Flüchtlinge in Berlin-Charlottenburg: Das neue Flüchtlingsamt eröffnet erst nach der Wahl
Zwar soll das Amt wie geplant im August seine Arbeit aufnehmen, der Standort in Charlottenburg aber erst im November eröffnen. Bei einer Bürgerversammlung ging es darum, wie Menschenschlangen vermieden werden können.
Durch den Kirchensaal ging ein Raunen, als diese Zahl genannt wurde: „1500 Flüchtlinge pro Tag“ könnten Geld und andere Leistungen künftig am Hauptsitz des geplanten Landesamts für Flüchtlingsangelegenheiten an der Charlottenburger Darwinstraße erhalten, hieß es bei einer Einwohnerversammlung in der nahen Gustav-Adolf-Kirche am Dienstagabend.

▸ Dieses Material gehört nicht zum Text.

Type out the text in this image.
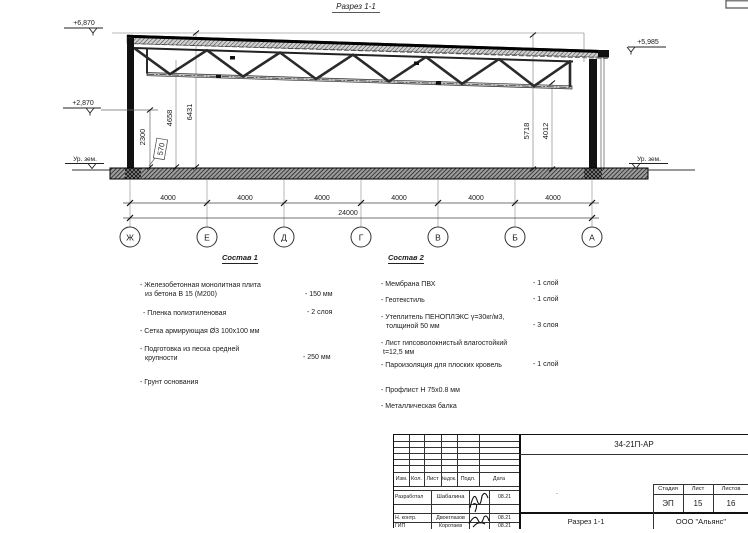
Разрез 1-1
+6,870
+2,870
+5,985
Ур. зем.	Ур. зем.
2300
4658 6431
5718 4012
570
4000	4000	4000	4000	4000	4000
24000
Ж	Е	Д	Г	В	Б	А
Состав 1
- Железобетонная монолитная плита
из бетона В 15 (М200)	- 150 мм
- Пленка полиэтиленовая	- 2 слоя
- Сетка армирующая Ø3 100х100 мм
- Подготовка из песка средней
крупности	- 250 мм
- Грунт основания
Состав 2
- Мембрана ПВХ	- 1 слой
- Геотекстиль	- 1 слой
- Утеплитель ПЕНОПЛЭКС γ=30кг/м3,
толщиной 50 мм	- 3 слоя
- Лист гипсоволокнистый влагостойкий
t=12,5 мм
- Пароизоляция для плоских кровель	- 1 слой
- Профлист Н 75х0.8 мм
- Металлическая балка
34-21П-АР
Изм. Кол. Лист №док. Подл.	Дата
Разработал	Шабалина	08.21
Н. контр.	Двоеглазов	08.21
ГИП	Коротаев	08.21
Стадия	Лист	Листов
ЭП	15	16
.
Разрез 1-1	ООО "Альянс"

Mehr als 1200 Warteplätze im angemieteten Bürogebäude
Claudia Langeheine, Leiterin der Projektgruppe für die Gründung des neuen Amts, bemerkte die Unruhe unter den rund 350 Gästen. Schnell fügte sie hinzu, dass nur die Kapazität gemeint sei. Ob wirklich so viele Asylbewerber kommen werden, stehe nicht fest. Vor allem aber „sind wir fest davon überzeugt, dass wir alle im Gebäude unterbringen können“.

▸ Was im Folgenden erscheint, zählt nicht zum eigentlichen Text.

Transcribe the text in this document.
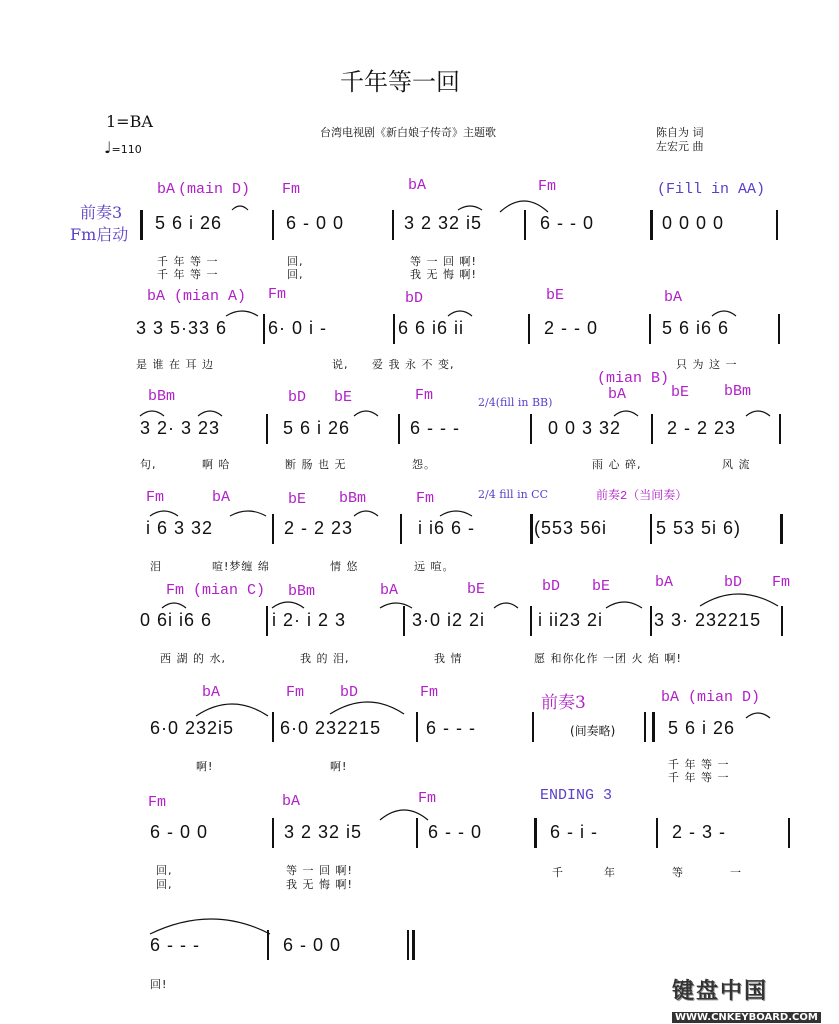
千年等一回
1=BA
♩=110
台湾电视剧《新白娘子传奇》主题歌	陈自为 词
左宏元 曲
前奏3
Fm启动
bA (main D) Fm	bA	Fm	(Fill in AA)
5 6 i 26	6 - 0 0	3 2 32 i5	6 - - 0	0 0 0 0
千 年 等 一	回,	等 一 回 啊!
千 年 等 一	回,	我 无 悔 啊!
bA (mian A) Fm	bD	bE	bA
3 3 5·33 6 6· 0 i -	6 6 i6 ii	2 - - 0	5 6 i6 6
是 谁 在 耳 边	说, 爱 我 永 不 变,	只 为 这 一
bBm	bD bE	Fm
(mian B)
bA	bE bBm
2/4(fill in BB)
3 2· 3 23	5 6 i 26	6 - - -	0 0 3 32	2 - 2 23
句,	啊 哈	断 肠 也 无	怨。	雨 心 碎,	风 流
Fm	bA	bE bBm	Fm	2/4 fill in CC	前奏2（当间奏）
i 6 3 32	2 - 2 23	i i6 6 -	(553 56i	5 53 5i 6)
泪	喧!梦缠 绵	情 悠	远 喧。
Fm (mian C) bBm	bA	bE	bD bE	bA	bD Fm
0 6i i6 6	i 2· i 2 3	3·0 i2 2i	i ii23 2i	3 3· 232215
西 湖 的 水,	我 的 泪,	我 情	愿 和你化作 一团 火 焰 啊!
bA	Fm bD	Fm
前奏3	bA (mian D)
6·0 232i5	6·0 232215 6 - - -	(间奏略)	5 6 i 26
啊!	啊!	千 年 等 一
千 年 等 一
Fm	bA	Fm	ENDING 3
6 - 0 0	3 2 32 i5	6 - - 0	6 - i -	2 - 3 -
回,	等 一 回 啊!	千	年	等	一
回,	我 无 悔 啊!
6 - - -	6 - 0 0
回!	键盘中国
WWW.CNKEYBOARD.COM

Es werde keine Warteschlangen und Zelte wie vor dem Landesamt für Gesundheit und Soziales (Lageso) an der Turmstraße in Moabit geben, betonte Wolf Plesmann von der Berliner Senatskanzlei. Er fungiert zurzeit als Stellvertreter des Staatssekretärs für Flüchtlingsfragen, Dieter Glietsch. Innerhalb des neuen Behördensitzes solle es mehr als 1200 Warteplätze geben, sagte Plesmann.
Die angestrebten Verbesserungen im Vergleich zum Lageso waren das Hauptthema des Abends. Der Charlottenburg-Wilmersdorfer Bürgermeister Reinhard Naumann (SPD) fand, nach den „Versäumnissen an der Turmstraße“ müsse man „endlich die Kurve kriegen“.
Wie berichtet, sollen die Hauptverwaltung des Flüchtlingsamts und die Zentrale Leistungsstelle für Asylbewerber (ZLA) in einem angemieteten Bürogebäude an der Darwinstraße eröffnen. Der Hauptausschuss des Abgeordnetenhauses hat die Mittel dafür gerade freigegeben. Dass man das neue Amt einrichten wolle, hatte man im Dezember vergangenen Jahres entschieden, damals hieß es "so schnell wie möglich", angepeilt war das Frühjahr. Dann war August als Eröffnungstermin festgelegt worden. Im August soll das Amt zwar offiziell gegründet werden, hieß es nun, erst im November soll es aber für die Öffentlichkeit zugänglich sein.
"Am 1. August beginnt das Flüchtlingsamt seine Arbeit", sagte Sascha Langenbach, stellvertretender Sprecher der Senatsverwaltung für Soziales, am Dienstag. Da dann aber am Standort in der Darwinstraße noch einige Umbauarbeiten zu tun seien, werde das Gebäude erst am 1. November öffnen.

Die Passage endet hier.